Matariki – the Maori new year – will be celebrated in Alexandra with stories and a fireworks display at the Central Stories Museum and Art Gallery on June 26.
The gathering will begin at 5pm with stories from Matariki and activities for children including lantern making and face painting.
Then at 6pm the Alexandra Volunteer Fire Brigade will let off fireworks in Pioneer Park near the museum.
Museum administration co-ordinator Sue Tait said their nightscapes photographic exhibition had been extended to coincide with Matariki and would end on July 7.
Matariki co-organiser Alesha Robinson said local kapa haka group Te Ao Huri would perform and two pupils from Dunstan High School who recently took part in the Nga Manu Korero speech competition would speak.
Traditionally, Matariki began when a cluster of seven stars were observed in the pre-dawn sky, sometimes described as Matariki surrounded by her six daughters, although others suggested Matariki was a male star.

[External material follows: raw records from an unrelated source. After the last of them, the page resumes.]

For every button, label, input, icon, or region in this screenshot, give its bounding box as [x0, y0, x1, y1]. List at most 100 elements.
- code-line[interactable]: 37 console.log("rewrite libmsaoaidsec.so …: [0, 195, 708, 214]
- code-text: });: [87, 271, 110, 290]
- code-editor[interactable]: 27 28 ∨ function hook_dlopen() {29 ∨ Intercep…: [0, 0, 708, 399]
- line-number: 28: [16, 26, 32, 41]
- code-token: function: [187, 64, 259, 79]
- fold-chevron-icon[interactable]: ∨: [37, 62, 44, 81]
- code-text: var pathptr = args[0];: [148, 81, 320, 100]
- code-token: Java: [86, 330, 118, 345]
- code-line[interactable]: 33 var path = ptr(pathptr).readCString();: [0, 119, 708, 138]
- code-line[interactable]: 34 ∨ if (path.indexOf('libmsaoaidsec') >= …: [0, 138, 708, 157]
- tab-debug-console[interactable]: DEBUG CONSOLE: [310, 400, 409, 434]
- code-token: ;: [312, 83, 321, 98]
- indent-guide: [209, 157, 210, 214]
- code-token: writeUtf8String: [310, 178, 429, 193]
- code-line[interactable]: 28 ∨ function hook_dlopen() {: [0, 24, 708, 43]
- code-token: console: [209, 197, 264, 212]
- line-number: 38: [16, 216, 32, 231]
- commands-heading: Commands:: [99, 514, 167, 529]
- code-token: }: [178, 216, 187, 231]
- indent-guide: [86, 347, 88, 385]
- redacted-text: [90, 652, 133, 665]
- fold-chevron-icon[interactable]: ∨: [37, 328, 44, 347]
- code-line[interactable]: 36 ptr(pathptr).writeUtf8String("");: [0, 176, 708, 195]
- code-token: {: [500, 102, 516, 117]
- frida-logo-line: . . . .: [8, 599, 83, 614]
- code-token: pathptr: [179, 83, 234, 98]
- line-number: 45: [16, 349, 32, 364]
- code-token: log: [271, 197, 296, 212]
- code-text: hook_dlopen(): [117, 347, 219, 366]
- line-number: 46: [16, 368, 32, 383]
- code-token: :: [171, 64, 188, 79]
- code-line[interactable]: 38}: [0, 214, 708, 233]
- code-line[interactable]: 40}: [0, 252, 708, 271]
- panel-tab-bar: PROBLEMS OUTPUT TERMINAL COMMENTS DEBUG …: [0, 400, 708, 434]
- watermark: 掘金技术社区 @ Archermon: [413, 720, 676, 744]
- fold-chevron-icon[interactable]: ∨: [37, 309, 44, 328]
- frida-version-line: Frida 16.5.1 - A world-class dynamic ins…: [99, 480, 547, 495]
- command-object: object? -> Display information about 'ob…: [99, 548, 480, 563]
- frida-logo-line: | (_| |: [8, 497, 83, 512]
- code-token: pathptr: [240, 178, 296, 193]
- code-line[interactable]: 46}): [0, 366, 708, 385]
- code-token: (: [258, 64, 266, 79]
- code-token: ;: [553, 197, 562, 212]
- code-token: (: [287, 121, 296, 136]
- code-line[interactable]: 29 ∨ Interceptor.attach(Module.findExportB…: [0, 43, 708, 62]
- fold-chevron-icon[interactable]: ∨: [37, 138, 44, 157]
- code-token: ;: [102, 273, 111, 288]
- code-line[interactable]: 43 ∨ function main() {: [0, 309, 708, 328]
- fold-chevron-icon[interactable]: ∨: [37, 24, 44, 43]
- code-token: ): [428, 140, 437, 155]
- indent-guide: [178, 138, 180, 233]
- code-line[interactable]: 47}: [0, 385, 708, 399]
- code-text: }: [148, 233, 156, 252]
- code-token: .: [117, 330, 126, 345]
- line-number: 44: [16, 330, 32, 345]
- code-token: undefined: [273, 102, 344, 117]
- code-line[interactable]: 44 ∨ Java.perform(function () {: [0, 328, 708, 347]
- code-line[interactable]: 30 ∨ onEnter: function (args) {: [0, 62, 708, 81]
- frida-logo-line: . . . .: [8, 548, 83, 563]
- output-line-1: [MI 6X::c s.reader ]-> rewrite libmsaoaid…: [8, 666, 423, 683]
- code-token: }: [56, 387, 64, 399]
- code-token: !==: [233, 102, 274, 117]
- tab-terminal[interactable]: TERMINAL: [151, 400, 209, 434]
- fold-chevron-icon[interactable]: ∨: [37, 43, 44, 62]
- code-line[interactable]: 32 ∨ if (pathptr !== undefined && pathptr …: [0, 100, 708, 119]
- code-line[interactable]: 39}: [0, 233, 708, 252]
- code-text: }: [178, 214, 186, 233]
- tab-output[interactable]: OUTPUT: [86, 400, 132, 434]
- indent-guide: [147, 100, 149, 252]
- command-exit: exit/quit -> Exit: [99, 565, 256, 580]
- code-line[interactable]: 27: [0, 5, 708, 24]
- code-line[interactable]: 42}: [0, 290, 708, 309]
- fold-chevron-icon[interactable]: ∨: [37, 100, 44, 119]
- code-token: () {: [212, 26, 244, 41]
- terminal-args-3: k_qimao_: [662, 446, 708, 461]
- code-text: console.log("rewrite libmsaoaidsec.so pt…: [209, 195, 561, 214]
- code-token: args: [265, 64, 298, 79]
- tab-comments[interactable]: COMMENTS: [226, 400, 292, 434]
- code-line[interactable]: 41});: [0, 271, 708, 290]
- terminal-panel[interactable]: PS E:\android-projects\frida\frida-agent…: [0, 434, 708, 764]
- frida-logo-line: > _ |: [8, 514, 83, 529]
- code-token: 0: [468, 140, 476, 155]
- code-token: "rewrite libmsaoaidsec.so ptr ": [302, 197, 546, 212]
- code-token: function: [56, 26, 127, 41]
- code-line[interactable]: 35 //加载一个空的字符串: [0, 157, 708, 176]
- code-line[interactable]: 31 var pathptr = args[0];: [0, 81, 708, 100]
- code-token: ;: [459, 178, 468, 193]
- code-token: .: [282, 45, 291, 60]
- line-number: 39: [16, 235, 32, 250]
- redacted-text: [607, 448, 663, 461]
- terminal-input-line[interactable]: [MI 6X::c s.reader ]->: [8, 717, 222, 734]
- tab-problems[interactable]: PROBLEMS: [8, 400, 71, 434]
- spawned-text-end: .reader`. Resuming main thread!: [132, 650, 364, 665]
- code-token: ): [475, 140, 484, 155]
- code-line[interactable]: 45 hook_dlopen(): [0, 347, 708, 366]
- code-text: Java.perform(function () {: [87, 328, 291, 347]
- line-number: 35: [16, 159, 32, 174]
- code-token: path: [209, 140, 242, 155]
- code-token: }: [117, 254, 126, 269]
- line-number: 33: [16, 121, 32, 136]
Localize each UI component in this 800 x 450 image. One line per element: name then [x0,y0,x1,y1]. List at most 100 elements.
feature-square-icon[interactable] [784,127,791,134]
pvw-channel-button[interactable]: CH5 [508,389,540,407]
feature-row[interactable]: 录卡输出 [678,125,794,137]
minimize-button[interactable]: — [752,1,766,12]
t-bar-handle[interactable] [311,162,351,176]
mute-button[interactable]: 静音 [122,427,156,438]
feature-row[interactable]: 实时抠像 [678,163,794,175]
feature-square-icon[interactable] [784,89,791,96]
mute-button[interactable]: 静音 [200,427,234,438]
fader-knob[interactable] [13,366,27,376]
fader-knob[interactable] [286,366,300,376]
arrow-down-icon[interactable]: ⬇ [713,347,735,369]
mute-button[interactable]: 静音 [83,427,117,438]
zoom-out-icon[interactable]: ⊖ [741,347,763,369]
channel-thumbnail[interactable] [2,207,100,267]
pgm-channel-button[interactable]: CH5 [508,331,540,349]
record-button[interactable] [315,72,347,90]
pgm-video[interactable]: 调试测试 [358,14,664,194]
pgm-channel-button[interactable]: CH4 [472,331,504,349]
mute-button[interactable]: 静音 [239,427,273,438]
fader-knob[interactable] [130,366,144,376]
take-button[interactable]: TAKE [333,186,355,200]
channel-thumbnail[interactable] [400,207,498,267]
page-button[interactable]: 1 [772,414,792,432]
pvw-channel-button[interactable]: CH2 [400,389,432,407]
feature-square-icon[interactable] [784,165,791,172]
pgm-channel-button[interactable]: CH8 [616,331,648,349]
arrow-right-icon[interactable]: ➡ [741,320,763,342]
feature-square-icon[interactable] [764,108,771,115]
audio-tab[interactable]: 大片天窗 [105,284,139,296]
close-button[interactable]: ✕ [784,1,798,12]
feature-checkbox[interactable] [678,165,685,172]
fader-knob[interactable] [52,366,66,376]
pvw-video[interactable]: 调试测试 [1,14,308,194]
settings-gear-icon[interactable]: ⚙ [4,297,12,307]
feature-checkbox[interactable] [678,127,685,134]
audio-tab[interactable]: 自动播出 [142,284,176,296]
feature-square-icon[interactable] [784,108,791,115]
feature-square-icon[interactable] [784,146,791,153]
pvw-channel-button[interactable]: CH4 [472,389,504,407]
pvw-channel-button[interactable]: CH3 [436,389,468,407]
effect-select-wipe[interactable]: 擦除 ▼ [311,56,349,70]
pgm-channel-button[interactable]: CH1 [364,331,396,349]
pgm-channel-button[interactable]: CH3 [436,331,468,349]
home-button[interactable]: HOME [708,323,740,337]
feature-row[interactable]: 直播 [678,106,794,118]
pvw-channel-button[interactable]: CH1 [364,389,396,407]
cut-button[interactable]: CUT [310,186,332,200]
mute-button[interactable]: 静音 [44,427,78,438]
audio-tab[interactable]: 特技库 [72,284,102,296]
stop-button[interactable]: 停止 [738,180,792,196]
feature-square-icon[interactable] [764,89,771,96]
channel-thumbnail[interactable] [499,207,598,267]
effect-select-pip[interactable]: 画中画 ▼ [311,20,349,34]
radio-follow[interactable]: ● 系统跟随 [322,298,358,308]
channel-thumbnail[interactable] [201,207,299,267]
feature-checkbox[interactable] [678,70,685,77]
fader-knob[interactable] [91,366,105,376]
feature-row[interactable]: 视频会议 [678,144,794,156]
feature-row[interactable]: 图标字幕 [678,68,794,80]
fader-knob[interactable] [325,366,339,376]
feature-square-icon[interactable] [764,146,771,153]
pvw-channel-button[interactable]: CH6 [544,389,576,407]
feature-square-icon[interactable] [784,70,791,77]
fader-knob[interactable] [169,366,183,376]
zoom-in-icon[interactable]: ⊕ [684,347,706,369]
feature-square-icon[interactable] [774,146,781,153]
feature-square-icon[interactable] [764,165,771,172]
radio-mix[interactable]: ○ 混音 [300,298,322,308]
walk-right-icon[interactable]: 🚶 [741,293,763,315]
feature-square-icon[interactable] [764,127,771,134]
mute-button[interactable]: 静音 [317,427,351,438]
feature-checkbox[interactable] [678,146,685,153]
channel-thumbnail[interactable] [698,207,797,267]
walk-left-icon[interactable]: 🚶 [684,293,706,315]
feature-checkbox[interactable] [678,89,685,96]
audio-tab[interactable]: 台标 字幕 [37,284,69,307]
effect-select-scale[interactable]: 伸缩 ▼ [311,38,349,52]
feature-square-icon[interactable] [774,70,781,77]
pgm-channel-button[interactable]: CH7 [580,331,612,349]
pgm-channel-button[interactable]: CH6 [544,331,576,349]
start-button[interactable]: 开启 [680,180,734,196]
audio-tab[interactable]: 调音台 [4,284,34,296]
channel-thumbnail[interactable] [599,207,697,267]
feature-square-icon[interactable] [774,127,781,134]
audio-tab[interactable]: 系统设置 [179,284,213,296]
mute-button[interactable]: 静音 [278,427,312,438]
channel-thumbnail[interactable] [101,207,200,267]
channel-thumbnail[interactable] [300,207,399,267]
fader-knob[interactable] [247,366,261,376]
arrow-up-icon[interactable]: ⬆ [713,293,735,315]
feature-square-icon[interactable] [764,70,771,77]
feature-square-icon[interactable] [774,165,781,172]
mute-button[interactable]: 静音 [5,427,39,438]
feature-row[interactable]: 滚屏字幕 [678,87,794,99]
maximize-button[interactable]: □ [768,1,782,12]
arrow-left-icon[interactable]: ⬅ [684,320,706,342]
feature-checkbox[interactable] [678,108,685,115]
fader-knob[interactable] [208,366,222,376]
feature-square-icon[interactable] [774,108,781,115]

Each iwi had their own names for the stars, but some common names were Matariki, Uru-a-rangi, Tupu-a-rangi, Tupu-a-nuku, Waipuna-a-rangi, Waita and Waiti.
There was no specific day for Matariki “because you don’t know when the stars will come out,” Mrs Robinson said.
“Matariki signifies the beginning of the Maori calendar, the beginning of the Maori new year.”
The stars held “so many stories, in terms of Maori mythology,” Mrs Robinson said.
It was a celebration of “those who have passed over, those who are present now, and all those beautiful babies who are yet to be born”.